Bacteria are classified, or grouped, by shape, and this little guy is rod-shaped just like all of his close relatives. E.coli are called gram-negative bacteria because their cell walls are put together with special building blocks that can’t be stained with certain dyes they use to tell bacteria apart from one another.
See the little ropes coming out of our mascot’s body? Some E.coli have whip-like filaments called flagella protruding from their body that can help them move around, making them “motile.”
Many E.coli are normal occupants in animal and human intestines and don’t make people sick, but there are some strains of E.coli that can make people very sick. E.coli 0157:H7 is probably the most famous of these and can be contracted from eating undercooked hamburger that has been contaminated with the bacteria.
And no, bacteria don’t have eyes. But they sure look cute on our mascot.
In today’s paper, I was disgusted to read that two school-age children, a toddler and a 70-year old man were victims of an E.coli outbreak this week caused by raw milk from a Minnesota dairy. The toddler is currently hospitalized with a serious condition related to the infection (hemolytic uremic syndrome) which can cause kidney failure and death. These are unnecessary illnesses and people are putting themselves and their children at risk by drinking raw milk.
Pasteurization is the process of heating up food to kill any bacteria it might contain. Louis Pasteur first tested the process in 1864 and it is perfectly safe. However, some people who drink raw milk feel that beneficial proteins and bacteria are destroyed during the heating process.
According to the Health Department, several dozen people are sickened by raw milk every year in Minnesota. Unpasteurized milk can contain the live pathogens, or bad bacteria, E. coli, Salmonella and Campylobacter. Most people are careful handling and cooking meat to avoid the very same pathogens. Why they wouldn’t mind drinking them is a mystery to me.
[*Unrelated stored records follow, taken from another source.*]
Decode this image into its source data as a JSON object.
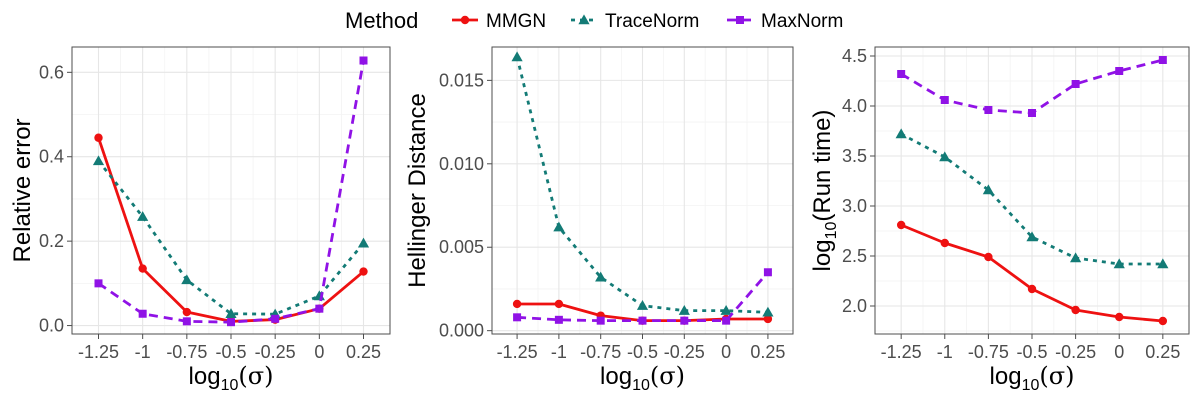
{
  "legend": {
    "title": "Method",
    "entries": [
      "MMGN",
      "TraceNorm",
      "MaxNorm"
    ]
  },
  "series_style": [
    {
      "name": "MMGN",
      "color": "#ee1111",
      "marker": "circle",
      "dash": "solid"
    },
    {
      "name": "TraceNorm",
      "color": "#137b76",
      "marker": "triangle",
      "dash": "dotted"
    },
    {
      "name": "MaxNorm",
      "color": "#9012e6",
      "marker": "square",
      "dash": "dashed"
    }
  ],
  "chart_data": [
    {
      "type": "line",
      "title": "",
      "xlabel": "log10(σ)",
      "ylabel": "Relative error",
      "x": [
        -1.25,
        -1,
        -0.75,
        -0.5,
        -0.25,
        0,
        0.25
      ],
      "xticks": [
        "-1.25",
        "-1",
        "-0.75",
        "-0.5",
        "-0.25",
        "0",
        "0.25"
      ],
      "yticks": [
        "0.0",
        "0.2",
        "0.4",
        "0.6"
      ],
      "ytick_values": [
        0,
        0.2,
        0.4,
        0.6
      ],
      "xlim": [
        -1.4,
        0.4
      ],
      "ylim": [
        -0.02,
        0.66
      ],
      "grid": true,
      "series": [
        {
          "name": "MMGN",
          "values": [
            0.445,
            0.135,
            0.032,
            0.01,
            0.014,
            0.04,
            0.128
          ]
        },
        {
          "name": "TraceNorm",
          "values": [
            0.39,
            0.258,
            0.108,
            0.028,
            0.027,
            0.07,
            0.195
          ]
        },
        {
          "name": "MaxNorm",
          "values": [
            0.1,
            0.028,
            0.01,
            0.008,
            0.016,
            0.04,
            0.628
          ]
        }
      ]
    },
    {
      "type": "line",
      "title": "",
      "xlabel": "log10(σ)",
      "ylabel": "Hellinger Distance",
      "x": [
        -1.25,
        -1,
        -0.75,
        -0.5,
        -0.25,
        0,
        0.25
      ],
      "xticks": [
        "-1.25",
        "-1",
        "-0.75",
        "-0.5",
        "-0.25",
        "0",
        "0.25"
      ],
      "yticks": [
        "0.000",
        "0.005",
        "0.010",
        "0.015"
      ],
      "ytick_values": [
        0,
        0.005,
        0.01,
        0.015
      ],
      "xlim": [
        -1.4,
        0.4
      ],
      "ylim": [
        -0.0002,
        0.017
      ],
      "grid": true,
      "series": [
        {
          "name": "MMGN",
          "values": [
            0.0016,
            0.0016,
            0.0009,
            0.0006,
            0.0006,
            0.0007,
            0.0007
          ]
        },
        {
          "name": "TraceNorm",
          "values": [
            0.0164,
            0.0062,
            0.0032,
            0.0015,
            0.0012,
            0.0012,
            0.0011
          ]
        },
        {
          "name": "MaxNorm",
          "values": [
            0.0008,
            0.00065,
            0.0006,
            0.0006,
            0.0006,
            0.0006,
            0.0035
          ]
        }
      ]
    },
    {
      "type": "line",
      "title": "",
      "xlabel": "log10(σ)",
      "ylabel": "log10(Run time)",
      "x": [
        -1.25,
        -1,
        -0.75,
        -0.5,
        -0.25,
        0,
        0.25
      ],
      "xticks": [
        "-1.25",
        "-1",
        "-0.75",
        "-0.5",
        "-0.25",
        "0",
        "0.25"
      ],
      "yticks": [
        "2.0",
        "2.5",
        "3.0",
        "3.5",
        "4.0",
        "4.5"
      ],
      "ytick_values": [
        2.0,
        2.5,
        3.0,
        3.5,
        4.0,
        4.5
      ],
      "xlim": [
        -1.4,
        0.4
      ],
      "ylim": [
        1.72,
        4.59
      ],
      "grid": true,
      "series": [
        {
          "name": "MMGN",
          "values": [
            2.81,
            2.63,
            2.49,
            2.17,
            1.96,
            1.89,
            1.85
          ]
        },
        {
          "name": "TraceNorm",
          "values": [
            3.72,
            3.49,
            3.16,
            2.69,
            2.48,
            2.42,
            2.42
          ]
        },
        {
          "name": "MaxNorm",
          "values": [
            4.32,
            4.06,
            3.96,
            3.93,
            4.22,
            4.35,
            4.46
          ]
        }
      ]
    }
  ]
}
Beneficial, or “good” bacteria can be found in most yogurt and many companies now add beneficial bacteria to other dairy items, including pasteurized milk. I suspect that many of milk’s other beneficial heat-sensitive proteins can be found in other, safe foods as well. Even raw milk cheese made correctly is safer than raw milk, because it contains other microbes that inhibit the growth of pathogens.
Maybe people don’t realize it, but giving their child a glass of raw milk is as risky as feeding them a raw hamburger. I’m glad to hear the state is cracking down.
Congratulations to Michael Moss, of the New York Times, for winning a 2010 Pulitzer Prize for his expose “The Burger That Shattered Her Life.” According to the New York Times, his reporting on the ground beef industry “led the Agriculture Department to review it’s safety procedures and a major slaughterhouse and food retailer to agree for the first time to test raw ingredients that would go into ground beef.”
I remember reading his work and being shocked to learn that many ground beef producers wouldn’t sell to retailers who wanted to retest their meat for E. Coli contamination. The system still isn’t perfect (see my post on ground beef additives,) but at least someone is listening.